Pedro Carujo (1801–1836) was a Venezuelan military officer. He was one of the leaders in the Revolution of the Reforms of 1835.

== Youth ==
He was the son of Canarian José Carujo, royalist official and Venezuelan Juana Hernandez. He received a good education, being one of the few Venezuelans of his time who spoke and wrote English and French. Although born in a home divided over the Royalist and Republican causes, he joined the liberation movement as part of the battalion Orinoco quartered in Angostura (1819). In 1821, he participated under the command of General José Francisco Bermúdez, in the campaigns of Caracas and St. Lucia. With the rank of captain, he distinguished himself in Maracaibo (1823), but was wounded in combat, so he moved to New Granada with the rank of sergeant.

== In New Granada ==
He studied mathematics and analytical geometry under the leadership of the Franciscan friar Tomás Sánchez Mora, and joined the Freemasons. In 1828, while serving as a General Staff assistant of the department of Cundinamarca, he was promoted to commander and was selected by Simon Bolivar to chair the Military Academy that was founded in Bogotá. In spite of this, he joined the opponents of President Simón Bolívar, who perpetrated the attacks of 25 September 1828 against the Liberator's life.

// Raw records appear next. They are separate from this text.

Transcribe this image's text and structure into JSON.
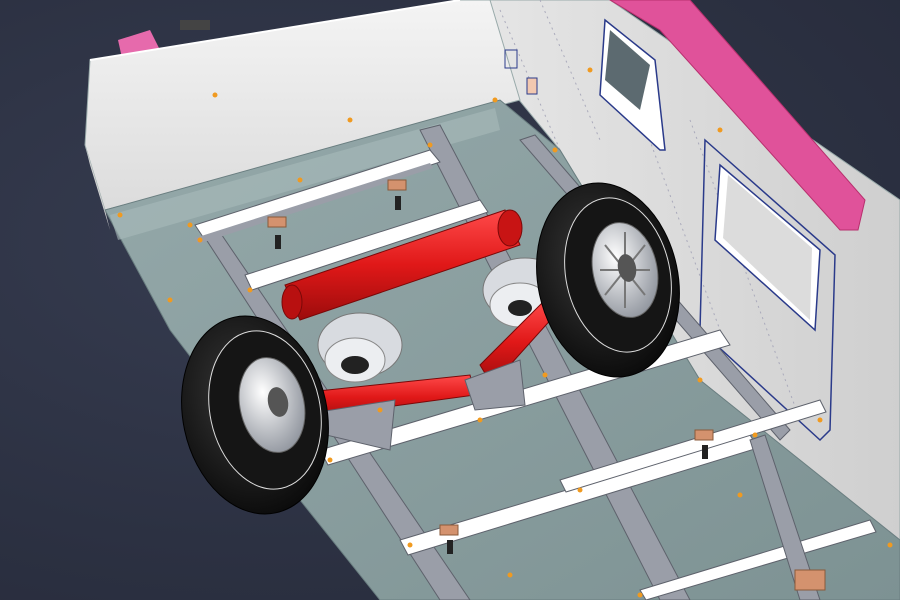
{
  "scene": {
    "subject": "trailer-undercarriage-cad-model",
    "colors": {
      "background": "#2e3344",
      "panel_light": "#f2f2f2",
      "panel_shade": "#d6d6d6",
      "floor": "#8a9fa0",
      "floor_dark": "#6e8384",
      "frame": "#9a9ea8",
      "trim_magenta": "#e0529a",
      "axle_red": "#e01e1e",
      "tire": "#1a1a1a",
      "hub": "#b8bcc4",
      "fastener_orange": "#f09a20",
      "bracket_copper": "#d4926e",
      "edge_blue": "#2a3a8a"
    }
  }
}
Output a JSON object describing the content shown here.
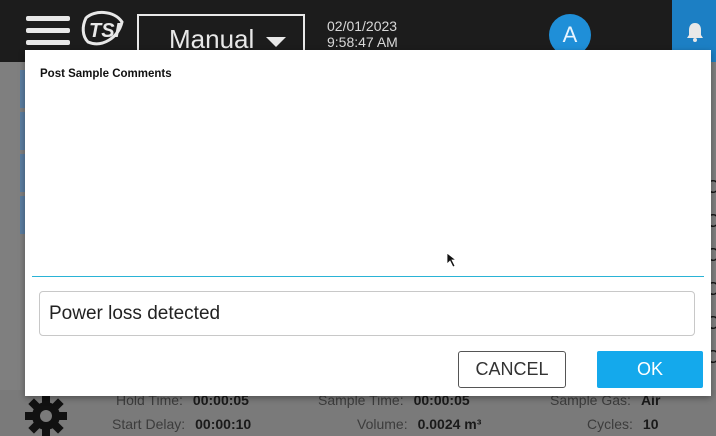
{
  "topbar": {
    "mode_label": "Manual",
    "date": "02/01/2023",
    "time": "9:58:47 AM",
    "avatar_letter": "A",
    "logo_text": "TSI"
  },
  "modal": {
    "title": "Post Sample Comments",
    "comment_value": "Power loss detected",
    "cancel_label": "CANCEL",
    "ok_label": "OK"
  },
  "background": {
    "right_letters": [
      "C",
      "C",
      "C",
      "C",
      "C",
      "C"
    ],
    "stats": {
      "hold_time_label": "Hold Time:",
      "hold_time_value": "00:00:05",
      "sample_time_label": "Sample Time:",
      "sample_time_value": "00:00:05",
      "sample_gas_label": "Sample Gas:",
      "sample_gas_value": "Air",
      "start_delay_label": "Start Delay:",
      "start_delay_value": "00:00:10",
      "volume_label": "Volume:",
      "volume_value": "0.0024 m³",
      "cycles_label": "Cycles:",
      "cycles_value": "10"
    }
  },
  "colors": {
    "accent": "#14a9ec",
    "divider": "#2ab3d6",
    "avatar": "#1f8fd8",
    "topbar": "#1c1c1c"
  },
  "icons": [
    "menu-icon",
    "tsi-logo",
    "caret-down-icon",
    "bell-icon",
    "gear-icon",
    "mouse-cursor-icon"
  ]
}
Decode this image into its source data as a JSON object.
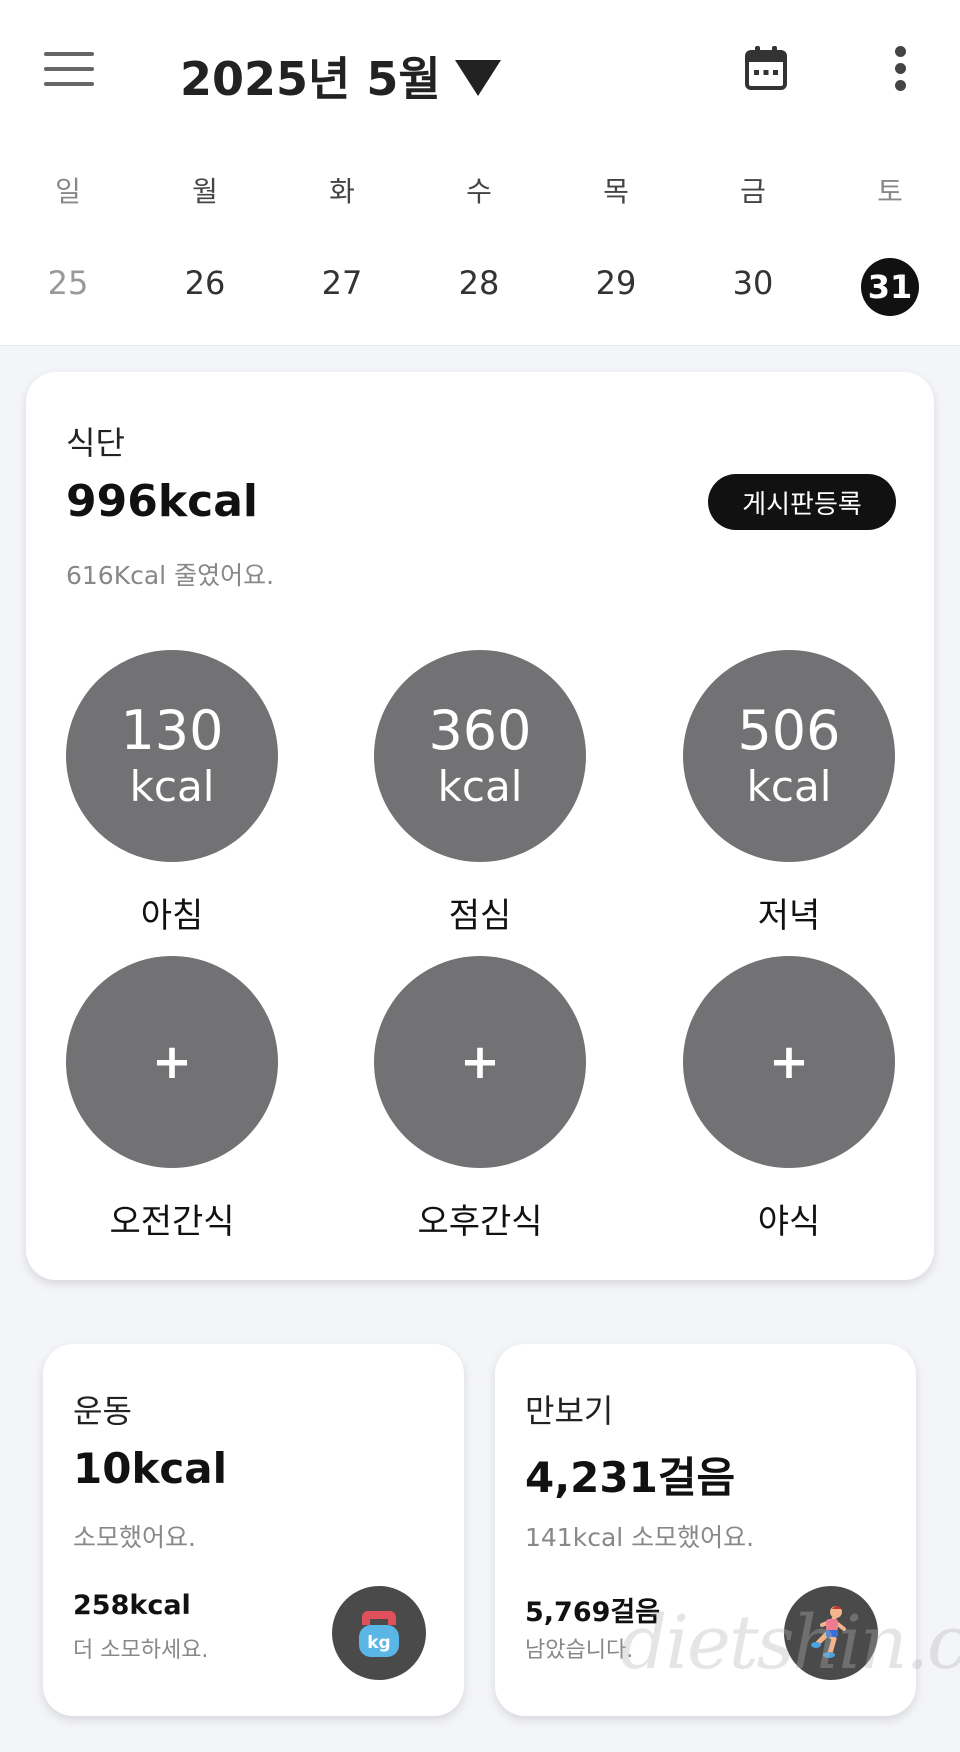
{
  "header": {
    "month_label": "2025년 5월"
  },
  "week": {
    "days": [
      "일",
      "월",
      "화",
      "수",
      "목",
      "금",
      "토"
    ],
    "dates": [
      "25",
      "26",
      "27",
      "28",
      "29",
      "30",
      "31"
    ],
    "selected_index": 6
  },
  "diet": {
    "label": "식단",
    "total": "996kcal",
    "board_button": "게시판등록",
    "note": "616Kcal 줄였어요.",
    "meals": [
      {
        "name": "아침",
        "kcal": "130",
        "unit": "kcal"
      },
      {
        "name": "점심",
        "kcal": "360",
        "unit": "kcal"
      },
      {
        "name": "저녁",
        "kcal": "506",
        "unit": "kcal"
      },
      {
        "name": "오전간식",
        "plus": "+"
      },
      {
        "name": "오후간식",
        "plus": "+"
      },
      {
        "name": "야식",
        "plus": "+"
      }
    ]
  },
  "exercise": {
    "label": "운동",
    "value": "10kcal",
    "note": "소모했어요.",
    "remaining_value": "258kcal",
    "remaining_note": "더 소모하세요.",
    "badge_text": "kg"
  },
  "steps": {
    "label": "만보기",
    "value": "4,231걸음",
    "note": "141kcal 소모했어요.",
    "remaining_value": "5,769걸음",
    "remaining_note": "남았습니다."
  },
  "watermark": "dietshin.com",
  "colors": {
    "circle": "#727173",
    "accent": "#111111",
    "background": "#f4f5f9"
  }
}
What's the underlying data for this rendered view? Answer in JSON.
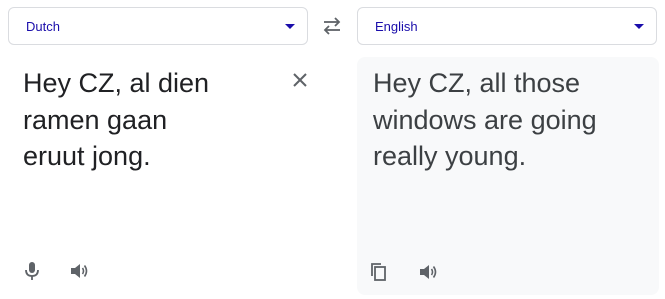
{
  "source": {
    "language": "Dutch",
    "text": "Hey CZ, al dien\nramen gaan\neruut jong."
  },
  "target": {
    "language": "English",
    "text": "Hey CZ, all those\nwindows are going\nreally young."
  },
  "icons": {
    "swap": "swap-languages-icon",
    "clear": "close-icon",
    "mic": "microphone-icon",
    "speaker": "speaker-icon",
    "copy": "copy-icon"
  },
  "colors": {
    "language_label": "#1a0dab",
    "target_background": "#f8f9fa",
    "icon_gray": "#5f6368"
  }
}
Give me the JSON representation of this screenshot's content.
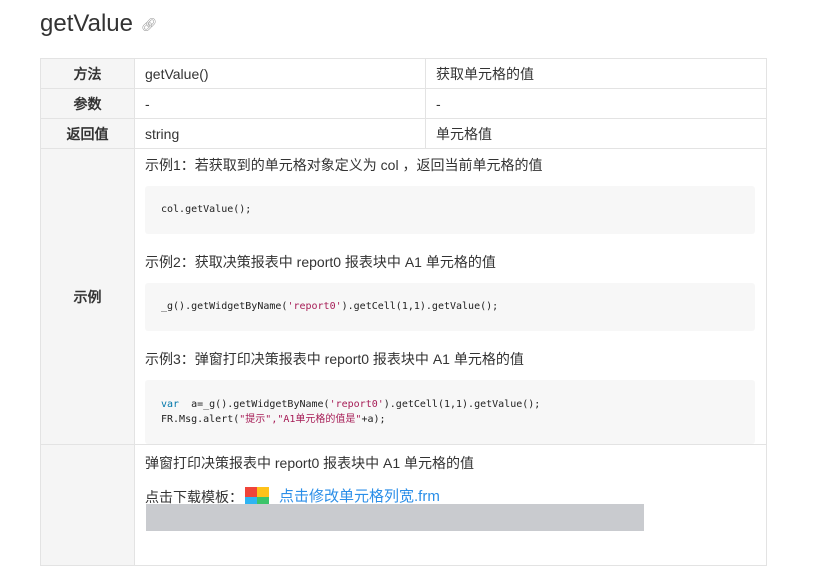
{
  "title": "getValue",
  "table": {
    "rows": [
      {
        "head": "方法",
        "col1": "getValue()",
        "col2": "获取单元格的值"
      },
      {
        "head": "参数",
        "col1": "-",
        "col2": "-"
      },
      {
        "head": "返回值",
        "col1": "string",
        "col2": "单元格值"
      }
    ],
    "examples_head": "示例",
    "examples": [
      {
        "label": "示例1：若获取到的单元格对象定义为 col ，返回当前单元格的值"
      },
      {
        "label": "示例2：获取决策报表中 report0 报表块中 A1 单元格的值"
      },
      {
        "label": "示例3：弹窗打印决策报表中 report0 报表块中 A1 单元格的值"
      }
    ],
    "code": {
      "c1": "col.getValue();",
      "c2_pre": "_g().getWidgetByName(",
      "c2_str": "'report0'",
      "c2_post": ").getCell(1,1).getValue();",
      "c3_kw": "var",
      "c3_a": "  a=_g().getWidgetByName(",
      "c3_str": "'report0'",
      "c3_b": ").getCell(1,1).getValue();",
      "c3_line2_pre": "FR.Msg.alert(",
      "c3_line2_str": "\"提示\",\"A1单元格的值是\"",
      "c3_line2_post": "+a);"
    },
    "tip": {
      "text": "弹窗打印决策报表中 report0 报表块中 A1 单元格的值",
      "download_label": "点击下载模板：",
      "download_link": "点击修改单元格列宽.frm"
    }
  },
  "colors": {
    "link": "#2a8ee8",
    "keyword": "#0077aa",
    "string": "#a61c56",
    "header_bg": "#f5f5f5",
    "code_bg": "#f7f7f7"
  }
}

He was sentenced to death but was saved thanks to a pardon granted by the Council of Ministers, with intervention from Rafael Urdaneta. He was locked in a prison in Bogota, and was then imprisoned in the Boca Chica Castle, Cartagena. In March 1829, he was transferred to Solano castle overlooking Puerto Cabello from which he escaped. However, he was captured soon after and was returned to the fort in a humiliating way.

His time spent in prison advocating for freedom, writing to the general José Antonio Páez and other officials of the regime; to publishing articles and letters in El Fanal newspaper. He was deported to Curaçao in early June 1830, and the general amnesty decreed by Paez in the same month allowed him to return to Venezuela. He went to Maracaibo and organized a militia of 1,000 men, with whom he crossed the border and ventured to Riohacha, who had rebelled against the government of Rafael Urdaneta. In January 1831, in the vicinity of San José and the Mill, he was defeated by the general Jose Felix Blanco, after which he would retire from the army in 1833. Subsequently, he became the spokesman for a group of military and ranchers gathered around the general Santiago Mariño. Carujo fought from the columns of the El republicano newspaper against the presidential candidacy of José María Vargas, whom he accused of being "realistic and unpatriotic" (1834).

== Revolution and death ==
In 1835, he was one of the officers who led the Revolution of the Reforms, led by General Santiago Mariño, and was in charge of capturing President Vargas at home. There was a dialogue between them, whereby Carujo told Vargas: "Doctor Vargas, the world belongs to the brave", who in turn replied: "the world is for the just man", after which he went into exile on the island of Saint Thomas.

In charge in the Anzoátegui battalion, Carujo was one of the most militant participants in that civil war, winning the battles of Cariaco and Carúpano, where he defeated the general Francisco Esteban Gomez. The army left Puerto Cabello, won in El Pino, near San Esteban National Park, against the colonel Andrés Torellas and three of their brigades. They attempted to take Valencia on 28 October and were defeated the next day in the battle of Camoruco, by general José María Carreño. Although he was locked in the San Felipe Castle, Carujo managed to escape and restart incursions into Tucacas, Aroa and San Felipe. Finally, wounded and captured at the Battle of Paso Real, near Puerto Cabello, he was tried and sentenced to death, but the sentence was not fulfilled, and he died in prison in Valencia, as a result of injuries sustained in battle.